Marie Sabal-Lecco utilise de l’acrylique sur des multiples supports : papier mâché, papier, toile, terre cuite. Cette peinture apparemment naïve délivre un message et offre la vision d’un monde nouveau dans lequel le mélange des races scintille de couleurs. Sur ces tableaux qui représentent souvent des femmes, tout est gommé : l’âge, la corpulence, la couleur de la peau.
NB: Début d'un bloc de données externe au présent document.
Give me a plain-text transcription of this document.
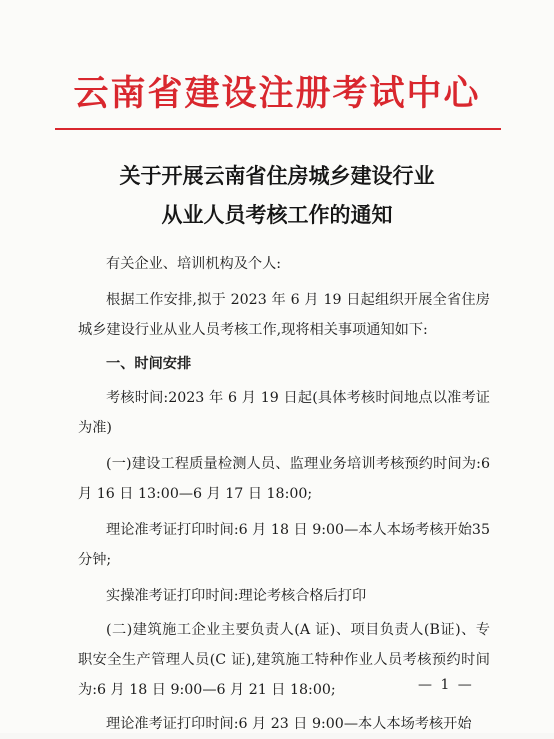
云南省建设注册考试中心
关于开展云南省住房城乡建设行业
从业人员考核工作的通知

有关企业、培训机构及个人:

根据工作安排,拟于 2023 年 6 月 19 日起组织开展全省住房城乡建设行业从业人员考核工作,现将相关事项通知如下:

一、时间安排

考核时间:2023 年 6 月 19 日起(具体考核时间地点以准考证为准)

(一)建设工程质量检测人员、监理业务培训考核预约时间为:6 月 16 日 13:00—6 月 17 日 18:00;

理论准考证打印时间:6 月 18 日 9:00—本人本场考核开始35 分钟;

实操准考证打印时间:理论考核合格后打印

(二)建筑施工企业主要负责人(A 证)、项目负责人(B证)、专职安全生产管理人员(C 证),建筑施工特种作业人员考核预约时间为:6 月 18 日 9:00—6 月 21 日 18:00;

理论准考证打印时间:6 月 23 日 9:00—本人本场考核开始

— 1 —
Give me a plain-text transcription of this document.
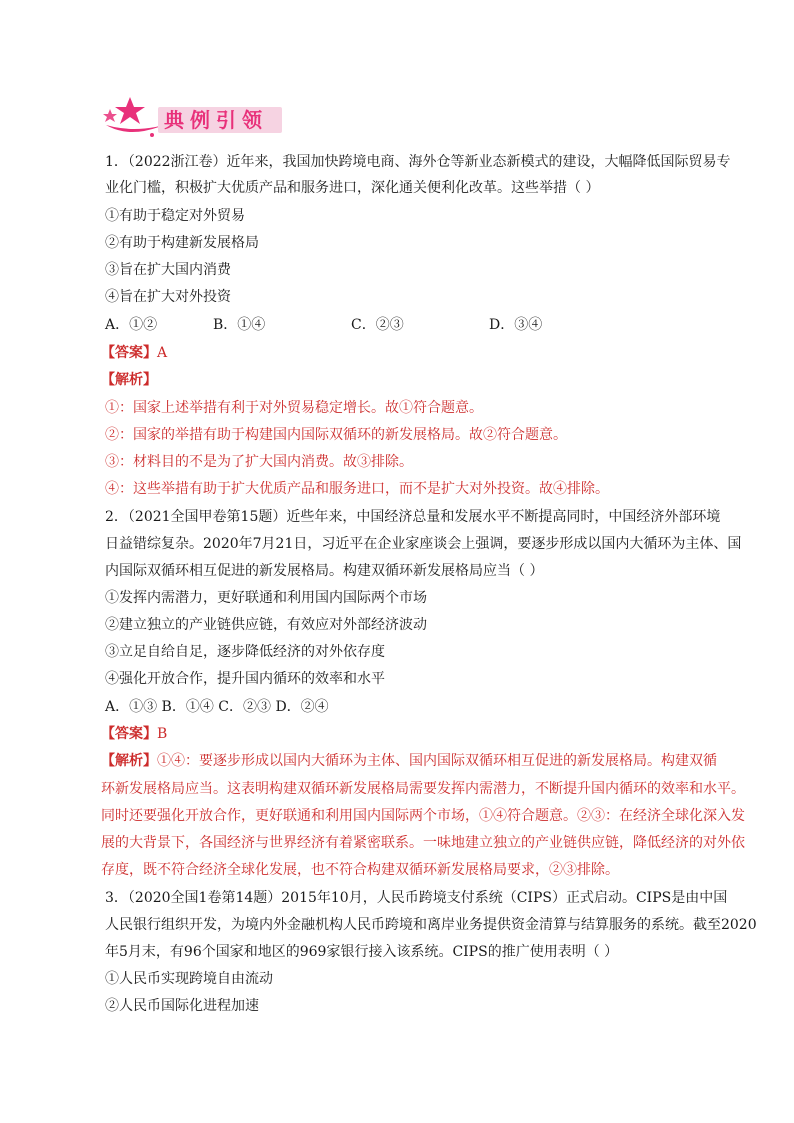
典例引领
1．（2022浙江卷）近年来，我国加快跨境电商、海外仓等新业态新模式的建设，大幅降低国际贸易专
业化门槛，积极扩大优质产品和服务进口，深化通关便利化改革。这些举措（ ）
①有助于稳定对外贸易
②有助于构建新发展格局
③旨在扩大国内消费
④旨在扩大对外投资
A．①②	B．①④	C．②③	D．③④
【答案】A
【解析】
①：国家上述举措有利于对外贸易稳定增长。故①符合题意。
②：国家的举措有助于构建国内国际双循环的新发展格局。故②符合题意。
③：材料目的不是为了扩大国内消费。故③排除。
④：这些举措有助于扩大优质产品和服务进口，而不是扩大对外投资。故④排除。
2．（2021全国甲卷第15题）近些年来，中国经济总量和发展水平不断提高同时，中国经济外部环境
日益错综复杂。2020年7月21日，习近平在企业家座谈会上强调，要逐步形成以国内大循环为主体、国
内国际双循环相互促进的新发展格局。构建双循环新发展格局应当（ ）
①发挥内需潜力，更好联通和利用国内国际两个市场
②建立独立的产业链供应链，有效应对外部经济波动
③立足自给自足，逐步降低经济的对外依存度
④强化开放合作，提升国内循环的效率和水平
A．①③ B．①④ C．②③ D．②④
【答案】B
【解析】①④：要逐步形成以国内大循环为主体、国内国际双循环相互促进的新发展格局。构建双循
环新发展格局应当。这表明构建双循环新发展格局需要发挥内需潜力，不断提升国内循环的效率和水平。
同时还要强化开放合作，更好联通和利用国内国际两个市场，①④符合题意。②③：在经济全球化深入发
展的大背景下，各国经济与世界经济有着紧密联系。一味地建立独立的产业链供应链，降低经济的对外依
存度，既不符合经济全球化发展，也不符合构建双循环新发展格局要求，②③排除。
3．（2020全国1卷第14题）2015年10月，人民币跨境支付系统（CIPS）正式启动。CIPS是由中国
人民银行组织开发，为境内外金融机构人民币跨境和离岸业务提供资金清算与结算服务的系统。截至2020
年5月末，有96个国家和地区的969家银行接入该系统。CIPS的推广使用表明（ ）
①人民币实现跨境自由流动
②人民币国际化进程加速
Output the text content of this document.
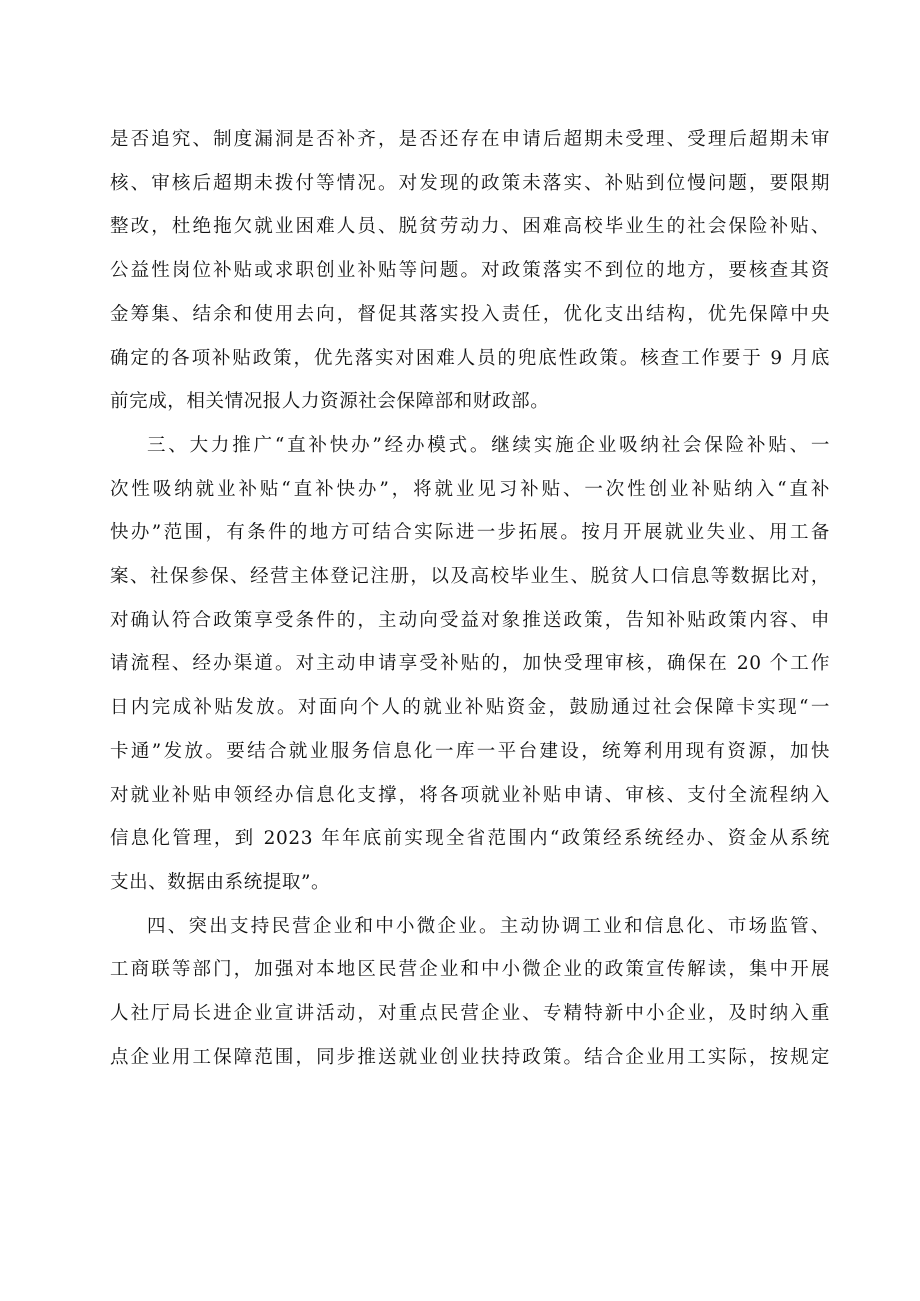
是否追究、制度漏洞是否补齐，是否还存在申请后超期未受理、受理后超期未审
核、审核后超期未拨付等情况。对发现的政策未落实、补贴到位慢问题，要限期
整改，杜绝拖欠就业困难人员、脱贫劳动力、困难高校毕业生的社会保险补贴、
公益性岗位补贴或求职创业补贴等问题。对政策落实不到位的地方，要核查其资
金筹集、结余和使用去向，督促其落实投入责任，优化支出结构，优先保障中央
确定的各项补贴政策，优先落实对困难人员的兜底性政策。核查工作要于 9 月底
前完成，相关情况报人力资源社会保障部和财政部。

三、大力推广“直补快办”经办模式。继续实施企业吸纳社会保险补贴、一
次性吸纳就业补贴“直补快办”，将就业见习补贴、一次性创业补贴纳入“直补
快办”范围，有条件的地方可结合实际进一步拓展。按月开展就业失业、用工备
案、社保参保、经营主体登记注册，以及高校毕业生、脱贫人口信息等数据比对，
对确认符合政策享受条件的，主动向受益对象推送政策，告知补贴政策内容、申
请流程、经办渠道。对主动申请享受补贴的，加快受理审核，确保在 20 个工作
日内完成补贴发放。对面向个人的就业补贴资金，鼓励通过社会保障卡实现“一
卡通”发放。要结合就业服务信息化一库一平台建设，统筹利用现有资源，加快
对就业补贴申领经办信息化支撑，将各项就业补贴申请、审核、支付全流程纳入
信息化管理，到 2023 年年底前实现全省范围内“政策经系统经办、资金从系统
支出、数据由系统提取”。

四、突出支持民营企业和中小微企业。主动协调工业和信息化、市场监管、
工商联等部门，加强对本地区民营企业和中小微企业的政策宣传解读，集中开展
人社厅局长进企业宣讲活动，对重点民营企业、专精特新中小企业，及时纳入重
点企业用工保障范围，同步推送就业创业扶持政策。结合企业用工实际，按规定
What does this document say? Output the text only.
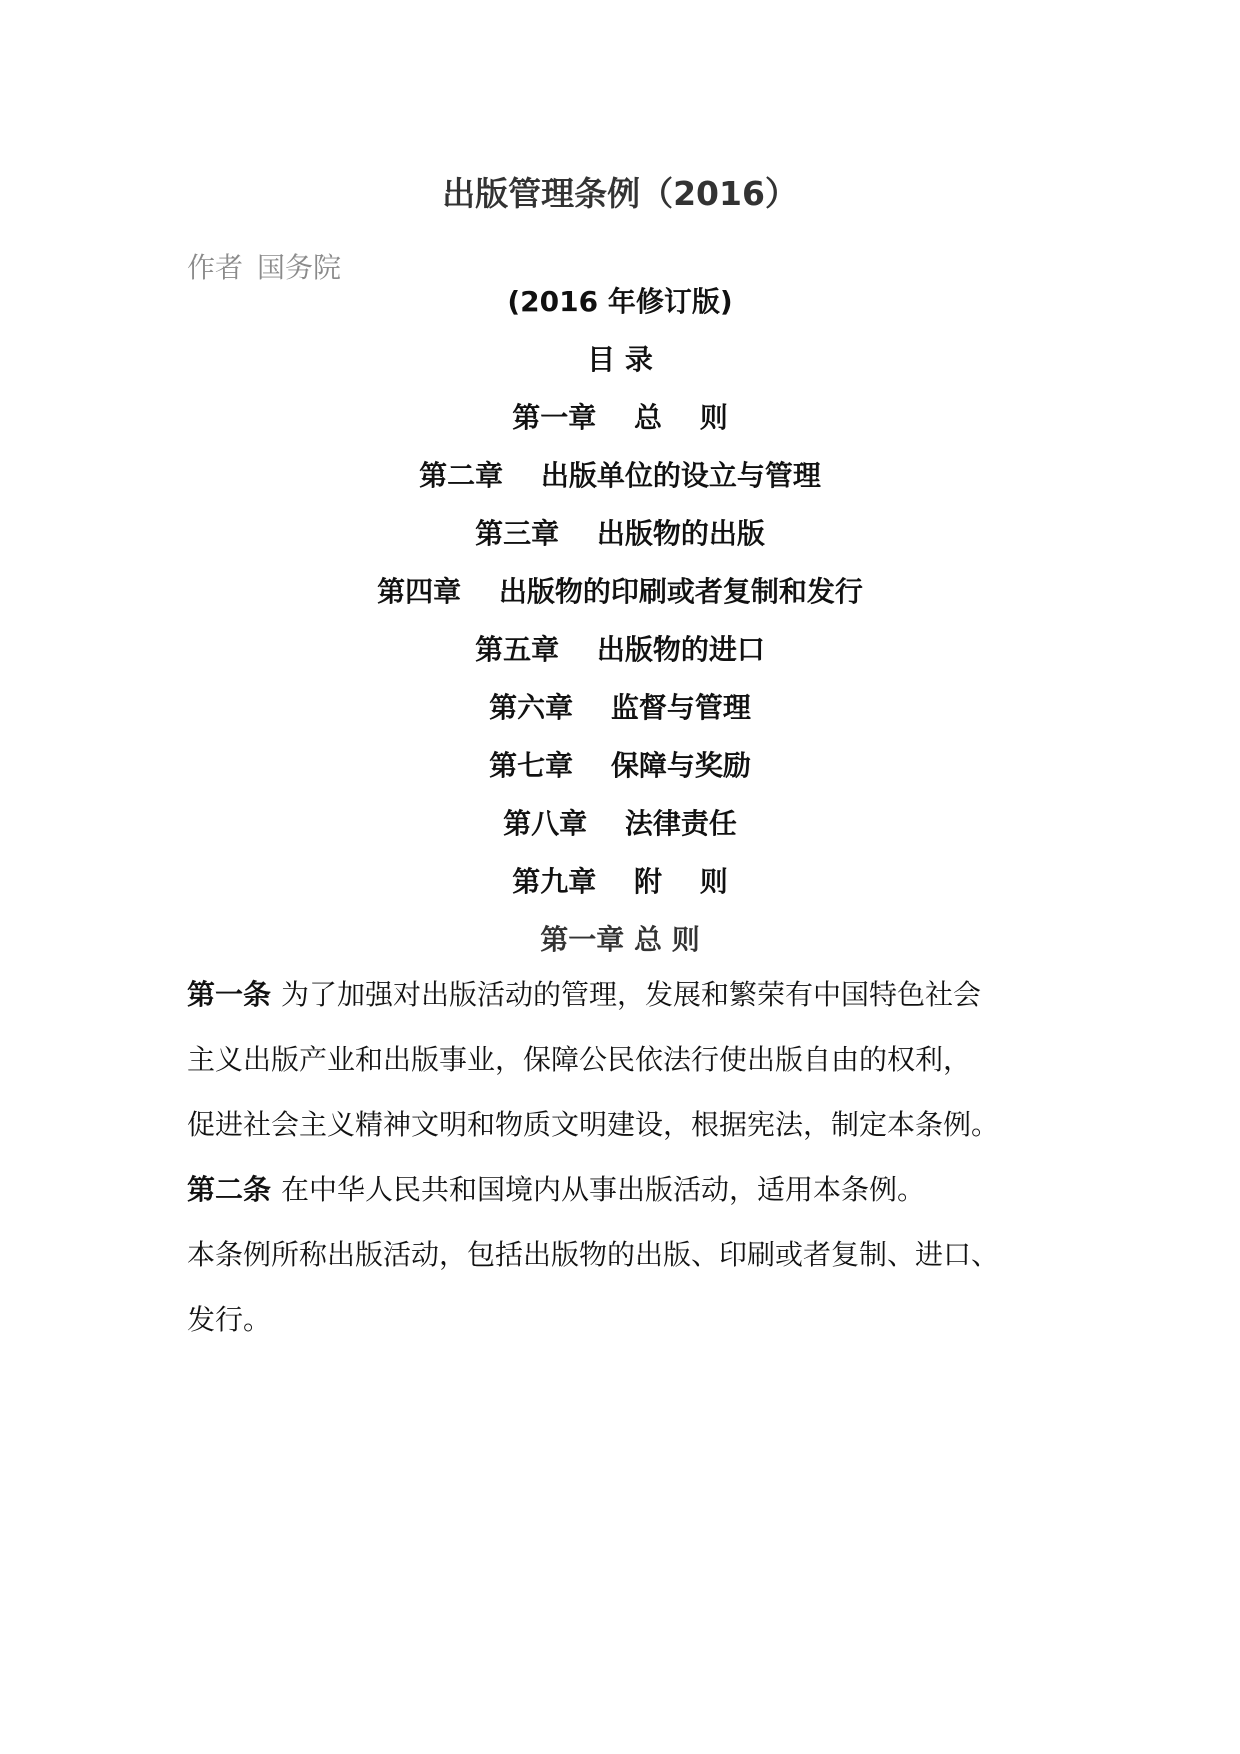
出版管理条例（2016）
作者 国务院
(2016 年修订版)
目 录
第一章　 总　 则
第二章　 出版单位的设立与管理
第三章　 出版物的出版
第四章　 出版物的印刷或者复制和发行
第五章　 出版物的进口
第六章　 监督与管理
第七章　 保障与奖励
第八章　 法律责任
第九章　 附　 则
第一章 总 则
第一条 为了加强对出版活动的管理，发展和繁荣有中国特色社会
主义出版产业和出版事业，保障公民依法行使出版自由的权利，
促进社会主义精神文明和物质文明建设，根据宪法，制定本条例。
第二条 在中华人民共和国境内从事出版活动，适用本条例。
本条例所称出版活动，包括出版物的出版、印刷或者复制、进口、
发行。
Ces différences, dynamique de l’œuvre deviennent un trait unique, rempli de couleur. « car la couleur c’est la vie ! » mais l’artiste poursuit « le rire c’est la vie ! ». Elle cite alors un proverbe qui anime tout son travail : « pleure, et tu pleureras tout seul, rit et le monde entier rira avec toi ».
Yao METSOKO, né en 1965, vit à Saint-Ouen et en résidence actuellement à l’Association MACAQ. Dans le cadre de PAMOJA 2010 à l’UNESCO, sa série intitulée « Quintessence… » a pour thème « les forces subtiles ». Le format qui s’est imposé à lui pour cette série est celui du carré ; ancrage d’un esprit rond dans un corps carré.
Il utilise des techniques mixtes sur toile, emploie des matériaux hétéroclites : acryliques, tissus, divers… La matière abordée par Yao Metsoko est de texture terrienne à dominante ocre, marron. Elle correspond à la retranscription des traditions ancestrales du pays d’Afrique dont il est originaire, le Togo. Son travail s’inscrit dans une dialectique entre l’enracinement et le rayonnement, l’ancrage en soi et l’ouverture au monde.
Jeu de lignes certes l’œuvre de Yao Metsoko est une invitation à la méditation : Ainsi, sa création est un travail d’ancrage dans l’essence des choses. Elle rend hommage à la spiritualité qu’appréhendaient ses ancêtres et permet le dialogue entre le passé et le présent. Toutefois, Yao considère le fait qu’il n’est pas historien mais créateur. « Je me situe au niveau d’une mémoire qui n’est pas « écrite » mais « inscrite » puisque je la porte. »
Comme nous le confiait Owanto, l’art africain a ses croyances, toujours dans une relation animiste. Les artistes africains sont « animés », au sens étymologique du terme « anima » signifiant « âme ». Artistes animés au-delà de la dichotomie blanche et noire. Projection d’une inscription ancestrale, les œuvres révèlent souvent la nécessité de la spiritualité. Tout à la fois source et ouverture, l’art africain contemporain est dialogique. Pont entre les hommes, il ignore les frontières du continent.